After factoring the quadratic equation into \((y - 4)(y - 9) = 0\), we take each factor individually to solve for \(y\).

Set each factor equal to zero:

• \(y - 4 = 0\) leads to \(y = 4\).
• \(y - 9 = 0\) leads to \(y = 9\).

These solutions correspond to the possible values of \(y\) for the transformed equation.

This process, called the zero product property, allows breaking down polynomials into manageable components. Each component, when set to zero, reveals possible solutions. This method is critical in polynomial equations as it facilitates finding solutions by reducing it to simple linear solutions.

Once the possible solutions for \(y\) are found, the next step is returning to the original variable.

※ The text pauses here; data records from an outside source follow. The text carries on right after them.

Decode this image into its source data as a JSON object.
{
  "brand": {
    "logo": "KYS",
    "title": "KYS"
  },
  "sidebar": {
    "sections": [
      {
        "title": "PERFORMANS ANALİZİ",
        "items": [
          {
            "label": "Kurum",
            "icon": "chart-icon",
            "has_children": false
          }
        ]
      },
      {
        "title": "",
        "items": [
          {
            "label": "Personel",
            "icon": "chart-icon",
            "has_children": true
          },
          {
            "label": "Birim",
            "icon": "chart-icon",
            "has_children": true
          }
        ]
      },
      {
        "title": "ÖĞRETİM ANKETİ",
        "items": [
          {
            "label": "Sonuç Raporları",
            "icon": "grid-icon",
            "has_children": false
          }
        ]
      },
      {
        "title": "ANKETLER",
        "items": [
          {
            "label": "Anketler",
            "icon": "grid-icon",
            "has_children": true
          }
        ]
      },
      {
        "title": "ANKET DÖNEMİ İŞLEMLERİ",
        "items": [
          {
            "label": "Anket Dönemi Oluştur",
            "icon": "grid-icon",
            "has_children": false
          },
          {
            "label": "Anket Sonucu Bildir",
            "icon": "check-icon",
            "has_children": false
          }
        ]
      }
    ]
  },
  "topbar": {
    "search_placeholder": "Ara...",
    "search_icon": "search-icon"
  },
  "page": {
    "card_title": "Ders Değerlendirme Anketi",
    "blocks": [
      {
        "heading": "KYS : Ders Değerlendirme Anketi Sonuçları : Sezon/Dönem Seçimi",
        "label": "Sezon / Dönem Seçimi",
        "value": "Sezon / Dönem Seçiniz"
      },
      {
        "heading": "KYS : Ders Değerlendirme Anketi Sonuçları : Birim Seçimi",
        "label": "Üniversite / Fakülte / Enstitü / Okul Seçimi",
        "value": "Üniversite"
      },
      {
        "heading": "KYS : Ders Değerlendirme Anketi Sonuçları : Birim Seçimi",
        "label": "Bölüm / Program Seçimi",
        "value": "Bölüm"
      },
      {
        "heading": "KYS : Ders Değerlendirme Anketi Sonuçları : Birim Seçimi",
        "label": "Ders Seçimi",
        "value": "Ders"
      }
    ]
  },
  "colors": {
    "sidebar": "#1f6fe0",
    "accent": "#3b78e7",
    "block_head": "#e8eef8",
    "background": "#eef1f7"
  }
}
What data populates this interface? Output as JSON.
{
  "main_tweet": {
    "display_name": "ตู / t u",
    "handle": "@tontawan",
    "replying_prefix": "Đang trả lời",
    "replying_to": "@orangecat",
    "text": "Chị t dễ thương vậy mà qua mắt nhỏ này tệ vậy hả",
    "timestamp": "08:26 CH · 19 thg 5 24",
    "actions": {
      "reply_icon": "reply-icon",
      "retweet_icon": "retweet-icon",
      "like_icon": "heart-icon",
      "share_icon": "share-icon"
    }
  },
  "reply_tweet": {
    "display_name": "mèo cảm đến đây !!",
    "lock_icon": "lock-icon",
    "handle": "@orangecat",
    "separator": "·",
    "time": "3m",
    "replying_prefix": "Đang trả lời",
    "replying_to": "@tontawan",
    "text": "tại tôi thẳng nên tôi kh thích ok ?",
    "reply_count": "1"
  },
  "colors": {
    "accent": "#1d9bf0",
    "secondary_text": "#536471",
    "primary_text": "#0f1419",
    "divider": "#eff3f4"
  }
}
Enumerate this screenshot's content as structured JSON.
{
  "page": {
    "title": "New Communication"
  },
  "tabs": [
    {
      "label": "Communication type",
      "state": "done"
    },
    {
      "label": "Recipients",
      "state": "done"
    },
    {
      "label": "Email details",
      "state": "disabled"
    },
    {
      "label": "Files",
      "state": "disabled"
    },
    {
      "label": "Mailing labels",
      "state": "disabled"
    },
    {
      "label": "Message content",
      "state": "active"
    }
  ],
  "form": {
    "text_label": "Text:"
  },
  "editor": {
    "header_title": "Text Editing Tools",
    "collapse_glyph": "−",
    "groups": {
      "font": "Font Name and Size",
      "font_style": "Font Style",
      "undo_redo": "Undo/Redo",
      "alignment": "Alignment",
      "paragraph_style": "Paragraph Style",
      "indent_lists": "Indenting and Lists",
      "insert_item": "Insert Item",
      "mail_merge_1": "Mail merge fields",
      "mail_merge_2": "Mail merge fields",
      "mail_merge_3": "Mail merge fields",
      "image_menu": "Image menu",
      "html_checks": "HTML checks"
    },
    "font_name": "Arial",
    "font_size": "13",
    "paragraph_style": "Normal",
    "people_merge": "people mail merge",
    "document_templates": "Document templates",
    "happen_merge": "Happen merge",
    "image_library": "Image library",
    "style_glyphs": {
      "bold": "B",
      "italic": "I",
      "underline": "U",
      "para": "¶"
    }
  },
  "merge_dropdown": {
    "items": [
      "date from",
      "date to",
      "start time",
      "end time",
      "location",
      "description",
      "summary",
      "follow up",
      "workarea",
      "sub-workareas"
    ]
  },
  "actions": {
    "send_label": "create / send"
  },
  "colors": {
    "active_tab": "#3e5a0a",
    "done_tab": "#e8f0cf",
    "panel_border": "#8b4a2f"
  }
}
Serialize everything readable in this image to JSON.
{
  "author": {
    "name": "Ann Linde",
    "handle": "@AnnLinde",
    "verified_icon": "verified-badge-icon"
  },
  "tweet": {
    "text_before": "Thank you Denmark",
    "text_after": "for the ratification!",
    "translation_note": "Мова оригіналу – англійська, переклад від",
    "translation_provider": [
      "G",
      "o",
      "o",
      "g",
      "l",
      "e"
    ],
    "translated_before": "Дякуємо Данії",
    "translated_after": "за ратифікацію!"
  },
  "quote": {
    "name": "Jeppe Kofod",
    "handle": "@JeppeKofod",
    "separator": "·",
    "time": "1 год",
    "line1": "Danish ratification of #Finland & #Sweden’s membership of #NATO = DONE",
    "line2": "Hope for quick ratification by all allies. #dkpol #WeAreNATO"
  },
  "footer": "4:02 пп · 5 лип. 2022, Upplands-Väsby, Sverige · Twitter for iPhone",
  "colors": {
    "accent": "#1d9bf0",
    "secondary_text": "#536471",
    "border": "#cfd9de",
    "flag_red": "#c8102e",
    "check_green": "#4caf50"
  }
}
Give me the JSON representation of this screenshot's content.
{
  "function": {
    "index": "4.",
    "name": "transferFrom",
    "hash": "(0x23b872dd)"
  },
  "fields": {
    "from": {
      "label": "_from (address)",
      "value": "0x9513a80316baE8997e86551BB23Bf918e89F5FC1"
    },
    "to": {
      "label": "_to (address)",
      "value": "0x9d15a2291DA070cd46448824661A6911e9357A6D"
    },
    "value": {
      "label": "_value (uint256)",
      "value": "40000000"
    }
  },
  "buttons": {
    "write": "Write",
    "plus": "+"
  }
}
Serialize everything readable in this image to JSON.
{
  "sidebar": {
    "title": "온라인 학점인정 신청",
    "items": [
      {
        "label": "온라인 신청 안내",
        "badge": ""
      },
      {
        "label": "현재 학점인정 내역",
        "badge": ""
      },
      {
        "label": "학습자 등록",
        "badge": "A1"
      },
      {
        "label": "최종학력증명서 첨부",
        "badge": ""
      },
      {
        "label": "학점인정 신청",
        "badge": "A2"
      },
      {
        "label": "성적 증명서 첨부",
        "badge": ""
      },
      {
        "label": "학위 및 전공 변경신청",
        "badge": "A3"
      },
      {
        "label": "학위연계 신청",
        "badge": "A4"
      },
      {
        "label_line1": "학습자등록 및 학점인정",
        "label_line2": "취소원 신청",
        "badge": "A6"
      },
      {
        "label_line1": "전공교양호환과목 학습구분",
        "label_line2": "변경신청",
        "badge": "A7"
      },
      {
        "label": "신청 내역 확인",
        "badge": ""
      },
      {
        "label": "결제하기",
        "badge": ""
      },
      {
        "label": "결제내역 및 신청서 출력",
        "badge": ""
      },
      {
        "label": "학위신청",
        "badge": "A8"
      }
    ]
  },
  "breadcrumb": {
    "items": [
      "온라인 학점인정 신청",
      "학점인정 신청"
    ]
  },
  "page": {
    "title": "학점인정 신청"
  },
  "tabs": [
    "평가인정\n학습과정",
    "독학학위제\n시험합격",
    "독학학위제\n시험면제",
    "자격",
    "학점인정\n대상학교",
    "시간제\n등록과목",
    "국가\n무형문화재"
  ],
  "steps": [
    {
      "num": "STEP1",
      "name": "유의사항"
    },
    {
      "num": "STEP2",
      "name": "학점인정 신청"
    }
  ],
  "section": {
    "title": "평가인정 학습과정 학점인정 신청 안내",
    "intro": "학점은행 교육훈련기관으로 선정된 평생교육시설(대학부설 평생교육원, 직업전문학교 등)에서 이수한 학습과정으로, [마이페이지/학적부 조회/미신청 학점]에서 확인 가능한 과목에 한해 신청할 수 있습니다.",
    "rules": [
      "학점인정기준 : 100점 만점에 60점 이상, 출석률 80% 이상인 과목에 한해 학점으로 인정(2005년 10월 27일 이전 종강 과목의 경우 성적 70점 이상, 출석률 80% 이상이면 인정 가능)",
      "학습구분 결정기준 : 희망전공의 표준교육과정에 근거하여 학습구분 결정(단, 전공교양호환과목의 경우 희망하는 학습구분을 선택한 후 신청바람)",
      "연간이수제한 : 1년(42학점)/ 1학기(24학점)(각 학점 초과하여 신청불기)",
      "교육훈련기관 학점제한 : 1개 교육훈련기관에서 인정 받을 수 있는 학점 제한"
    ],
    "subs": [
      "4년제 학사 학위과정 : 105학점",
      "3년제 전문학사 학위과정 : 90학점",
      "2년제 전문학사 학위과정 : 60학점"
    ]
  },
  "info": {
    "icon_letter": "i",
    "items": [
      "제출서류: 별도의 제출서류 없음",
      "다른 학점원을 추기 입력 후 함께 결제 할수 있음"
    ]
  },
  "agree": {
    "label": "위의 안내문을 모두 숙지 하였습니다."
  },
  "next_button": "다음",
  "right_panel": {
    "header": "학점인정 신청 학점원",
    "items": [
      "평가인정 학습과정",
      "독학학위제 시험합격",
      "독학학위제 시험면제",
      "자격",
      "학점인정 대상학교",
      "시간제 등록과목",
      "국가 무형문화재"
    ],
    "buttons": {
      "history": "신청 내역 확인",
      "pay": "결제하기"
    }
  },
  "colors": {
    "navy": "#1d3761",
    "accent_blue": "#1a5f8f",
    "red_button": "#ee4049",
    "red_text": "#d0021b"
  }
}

Substitute back \(y\) with \(x^2\):

• From \(y = 4\), substitute to get \(x^2 = 4\). Solving gives \(x = 2\) or \(x = -2\).
• From \(y = 9\), substitute to get \(x^2 = 9\). Solving gives \(x = 3\) or \(x = -3\).

The substitution method allows us to handle complex algebraic expressions by simplifying into well-known forms.

Returning to the initial variable is crucial to ensure that all steps align with the problem's requirements. Evaluating at the original variable completes the solution process, confirming the roots of the initial polynomial equation.